Coro de vergonha de cada vez que me lembro que ainda não vi este do mestre.
Vou ali auto-flagelar-me =x
Ei que falha!! Trata mas é de o ver. :)
I know, shame on me =$
Como grande fã de Lynch que sou, confesso que inicialmente também fiquei um pouco desapontado com INLAND EMPIRE. Porém, creio que é possível encontrar uma "lógica" por trás de tantos fatos aparentemente desconexos.
Primeiramente, vamos destacar alguns dos personagens e pontos chave da trama, tentando estabelecer uma ordem cronológica para os fatos. Inicialmente, Piotrek Krol é o polonês que ama a garota conhecida como Lost Girl ainda quando ambos viviam na Polônia. Creio que ambos sejam artistas por lá. Porém, existe uma rede de
prostituição especializada em levar garotas do Leste Europeu para os EUA, com falsas promessas de que as garotas serão estrelas em Hollywood.
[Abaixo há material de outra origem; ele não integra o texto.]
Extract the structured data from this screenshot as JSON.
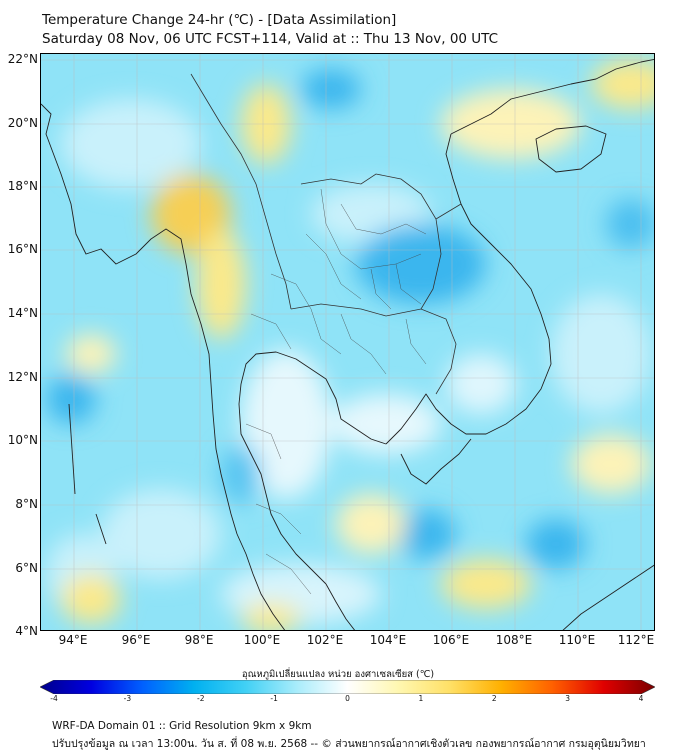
{
  "title": {
    "line1": "Temperature Change 24-hr (℃) - [Data Assimilation]",
    "line2": "Saturday 08 Nov, 06 UTC FCST+114, Valid at :: Thu 13 Nov, 00 UTC"
  },
  "map": {
    "lat_labels": [
      "22°N",
      "20°N",
      "18°N",
      "16°N",
      "14°N",
      "12°N",
      "10°N",
      "8°N",
      "6°N",
      "4°N"
    ],
    "lon_labels": [
      "94°E",
      "96°E",
      "98°E",
      "100°E",
      "102°E",
      "104°E",
      "106°E",
      "108°E",
      "110°E",
      "112°E"
    ],
    "colors": {
      "background_cyan": "#8fe3f7",
      "light": "#c9f1fb",
      "blue": "#3bb6ee",
      "yellow": "#fbe98a",
      "orange": "#f6cf54",
      "coast": "#222222"
    }
  },
  "colorbar": {
    "title": "อุณหภูมิเปลี่ยนแปลง หน่วย องศาเซลเซียส (℃)",
    "min": -4,
    "max": 4,
    "tick_labels": [
      "-4",
      "-3",
      "-2",
      "-1",
      "0",
      "1",
      "2",
      "3",
      "4"
    ],
    "stops": [
      "#00008b",
      "#0000e0",
      "#0060ff",
      "#00b0f0",
      "#40d0f5",
      "#a8ecfb",
      "#ffffff",
      "#fff7b0",
      "#ffe066",
      "#ffb000",
      "#ff6000",
      "#e00000",
      "#7a0000"
    ]
  },
  "footer": {
    "line1": "WRF-DA Domain 01 :: Grid Resolution 9km x 9km",
    "line2": "ปรับปรุงข้อมูล ณ เวลา 13:00น. วัน ส. ที่ 08 พ.ย. 2568 -- © ส่วนพยากรณ์อากาศเชิงตัวเลข กองพยากรณ์อากาศ กรมอุตุนิยมวิทยา"
  }
}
Um dos líderes dessa organização é o personagem conhecido como Phantom, que acaba por levar Lost Girl para Los Angeles.
Chegando lá, ela descobre que a triste realidade é bem diferente dos sonhos que tinha de se tornar uma atriz de sucesso, sendo que
ela acaba no mundo da prostituição. Piotrek tenta e consegue falar com Lost Girl (pelo telefone talvez) e também parte para Hollywood (há uma cena em que ele está na Polônia e a ouve mas não consegue vê-la...). A verdade é que mesmo chegando em LA, Piotrek não consegue encontrá-la, tampouco encontra Phantom. O tempo passa e ele acaba conhecendo Sue (Laura Dern), que vive em Inland Empire. Após um certo tempo os
dois se casam, mas ele parece não amá-la verdadeiramente e ela, de alguma maneira, tem um caso extra-conjugal (lembrar que em seus sonhos diversas vezes aparecem prostitutas), sendo que ela fica grávida (neste ponto, cabe uma outra possibilidade que ainda não
explorei: Lost Girl e Sue serem a mesma pessoa...).
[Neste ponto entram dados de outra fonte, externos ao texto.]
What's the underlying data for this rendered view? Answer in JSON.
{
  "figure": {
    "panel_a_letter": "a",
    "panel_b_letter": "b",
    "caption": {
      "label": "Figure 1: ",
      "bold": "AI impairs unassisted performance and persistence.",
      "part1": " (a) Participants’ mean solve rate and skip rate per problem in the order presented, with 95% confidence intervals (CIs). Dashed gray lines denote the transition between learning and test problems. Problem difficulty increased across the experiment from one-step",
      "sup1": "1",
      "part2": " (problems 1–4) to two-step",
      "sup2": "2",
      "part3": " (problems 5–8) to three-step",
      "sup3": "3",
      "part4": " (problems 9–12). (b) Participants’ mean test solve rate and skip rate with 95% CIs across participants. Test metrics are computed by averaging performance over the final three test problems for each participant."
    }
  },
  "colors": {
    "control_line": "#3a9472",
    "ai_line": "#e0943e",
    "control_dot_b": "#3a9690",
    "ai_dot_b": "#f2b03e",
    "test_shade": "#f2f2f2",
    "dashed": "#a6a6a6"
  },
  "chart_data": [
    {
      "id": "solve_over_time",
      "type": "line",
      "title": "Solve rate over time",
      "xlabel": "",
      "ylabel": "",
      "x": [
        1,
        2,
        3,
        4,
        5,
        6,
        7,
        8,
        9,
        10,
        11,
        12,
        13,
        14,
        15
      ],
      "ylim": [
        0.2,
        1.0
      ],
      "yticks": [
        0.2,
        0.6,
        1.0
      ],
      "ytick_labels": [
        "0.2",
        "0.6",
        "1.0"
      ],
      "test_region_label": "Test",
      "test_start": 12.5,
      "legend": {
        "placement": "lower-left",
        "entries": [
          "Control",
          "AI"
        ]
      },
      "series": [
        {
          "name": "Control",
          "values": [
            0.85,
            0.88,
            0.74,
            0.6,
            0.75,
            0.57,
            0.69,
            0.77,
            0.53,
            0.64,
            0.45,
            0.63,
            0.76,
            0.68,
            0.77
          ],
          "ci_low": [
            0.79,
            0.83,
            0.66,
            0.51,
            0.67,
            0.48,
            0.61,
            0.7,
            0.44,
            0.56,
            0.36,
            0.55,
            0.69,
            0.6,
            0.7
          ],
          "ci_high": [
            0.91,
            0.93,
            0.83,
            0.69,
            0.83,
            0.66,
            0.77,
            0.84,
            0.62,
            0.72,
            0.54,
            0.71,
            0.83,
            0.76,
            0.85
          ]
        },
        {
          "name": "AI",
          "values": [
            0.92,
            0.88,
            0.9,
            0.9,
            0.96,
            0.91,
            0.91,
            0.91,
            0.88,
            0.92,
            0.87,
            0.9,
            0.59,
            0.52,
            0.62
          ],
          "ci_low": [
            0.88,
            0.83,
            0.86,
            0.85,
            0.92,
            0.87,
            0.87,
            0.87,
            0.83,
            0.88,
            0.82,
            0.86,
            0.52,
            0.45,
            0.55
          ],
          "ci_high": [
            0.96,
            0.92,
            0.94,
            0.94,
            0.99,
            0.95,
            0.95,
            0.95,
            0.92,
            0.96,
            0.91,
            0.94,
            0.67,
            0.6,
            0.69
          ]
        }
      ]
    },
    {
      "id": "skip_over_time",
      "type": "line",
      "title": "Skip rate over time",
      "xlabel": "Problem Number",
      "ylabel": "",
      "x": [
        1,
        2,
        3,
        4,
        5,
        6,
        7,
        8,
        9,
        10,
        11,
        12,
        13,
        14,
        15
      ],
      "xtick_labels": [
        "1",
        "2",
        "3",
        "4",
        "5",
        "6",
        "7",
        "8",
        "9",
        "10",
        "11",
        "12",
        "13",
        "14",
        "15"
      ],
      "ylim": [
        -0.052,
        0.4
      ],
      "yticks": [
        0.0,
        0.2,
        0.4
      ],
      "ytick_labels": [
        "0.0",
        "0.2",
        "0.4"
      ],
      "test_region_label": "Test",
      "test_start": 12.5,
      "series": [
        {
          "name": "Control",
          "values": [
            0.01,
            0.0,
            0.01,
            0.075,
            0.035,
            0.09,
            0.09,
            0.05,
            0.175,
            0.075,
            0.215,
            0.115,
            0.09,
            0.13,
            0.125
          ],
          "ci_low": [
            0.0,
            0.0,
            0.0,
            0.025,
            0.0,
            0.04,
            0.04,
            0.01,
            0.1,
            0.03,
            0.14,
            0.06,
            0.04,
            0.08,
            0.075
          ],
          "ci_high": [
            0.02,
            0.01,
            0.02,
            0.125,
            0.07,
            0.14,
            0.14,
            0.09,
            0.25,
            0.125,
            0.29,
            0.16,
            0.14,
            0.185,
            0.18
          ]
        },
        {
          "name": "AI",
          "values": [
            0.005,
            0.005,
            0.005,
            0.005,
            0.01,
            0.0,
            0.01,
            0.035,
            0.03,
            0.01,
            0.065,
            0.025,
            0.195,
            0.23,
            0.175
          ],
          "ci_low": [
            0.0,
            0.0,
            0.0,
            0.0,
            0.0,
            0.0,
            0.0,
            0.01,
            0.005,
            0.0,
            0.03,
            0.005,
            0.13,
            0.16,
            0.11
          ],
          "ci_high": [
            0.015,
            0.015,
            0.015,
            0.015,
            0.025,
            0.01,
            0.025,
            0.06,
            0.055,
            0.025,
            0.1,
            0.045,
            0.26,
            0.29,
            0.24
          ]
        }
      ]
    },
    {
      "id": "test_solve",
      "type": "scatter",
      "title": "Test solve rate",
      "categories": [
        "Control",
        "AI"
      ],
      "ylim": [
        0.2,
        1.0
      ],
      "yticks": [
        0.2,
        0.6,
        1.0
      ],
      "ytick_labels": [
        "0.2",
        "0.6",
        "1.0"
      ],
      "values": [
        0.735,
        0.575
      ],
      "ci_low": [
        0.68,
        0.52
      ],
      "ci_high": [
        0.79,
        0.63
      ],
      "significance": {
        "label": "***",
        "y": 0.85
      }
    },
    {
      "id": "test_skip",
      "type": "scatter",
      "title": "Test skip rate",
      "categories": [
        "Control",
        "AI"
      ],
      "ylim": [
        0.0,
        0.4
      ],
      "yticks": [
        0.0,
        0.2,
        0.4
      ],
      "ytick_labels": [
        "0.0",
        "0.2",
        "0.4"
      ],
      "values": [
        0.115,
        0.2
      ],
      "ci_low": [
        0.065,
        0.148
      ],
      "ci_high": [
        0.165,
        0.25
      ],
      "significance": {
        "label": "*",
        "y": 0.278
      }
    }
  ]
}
Sem saber que Piotrek não é capaz de gerar filhos, ela diz que está esperando um filho dele. Um conflito ocorre entre os dois, o que de alguma maneira acaba resultando na morte dele (ela o mata ou contrata alguém para matá-
lo, por exemplo). Porém, outro problema aparece, que na minha visão, é ponto crucial de toda história: como ela não tem dinheiro para fazer um aborto, acaba matando o próprio filho na barriga com uma chave de fenda!!! Posteriormente, um terrível sentimento de culpa e remorso tomam conta de sua vida, de forma que o que se vê no filme é toda uma história que sua mente tenta criar, para justificar todos os erros bárbaros que ela cometeu. Vale ressaltar que dentro dessa visão, a Sue/Nikki e Doris são a mesma pessoa (notar que em determinado momento do filme, Doris é mostrada com uma chave de fenda na barriga e em outro momento, na calçada em Hollywood Boulevard, Sue é atacada na barriga por Doris... e em outro, logo em seguida, qdo Nikki está na rua conversando com algumas pessoas abandonadas, a oriental fala que uma amiga dela que mora em Pomona tem uma peruca loira e que tem um buraco na barriga feito
pela vagina... ela está falando exatamente de nossa personagem principal na vida real, retratada no filme como: Sue/Nikki/Doris).
Na história inventada pela mente da personagem principal, Sue/Nikki/Doris, esse relacionamento extra-conjugal é fruto de um filme que ela participa com o ator Devon, que interpreta o personagem Billy. Note, também, que ao longo do filme ela (Sue) diz várias vezes que as coisas ficaram piores depois que o filho dela morreu. Na verdade, assim como em Mulholland Drive, praticamente toda história foi criada pela mente da protagonista, como uma forma de escapar da realidade, do remorso e do sentimento de culpa. Nessa história inventada (ou sonho), repare como Sue consegue criar um final feliz exterminando Phantom, que foi a origem de todos os problemas, fazendo com que Piotrek, Lost Girl e a criança (representada por um menino) se reencontrem, ao mesmo tempo que ela termina no palco, sendo aplaudida e reconhecida com uma atriz de sucesso.
Essa é minha versão, extremamente simplista, sobre o pano de fundo de INLAND EMPIRE e gostaria de compartilhá-la.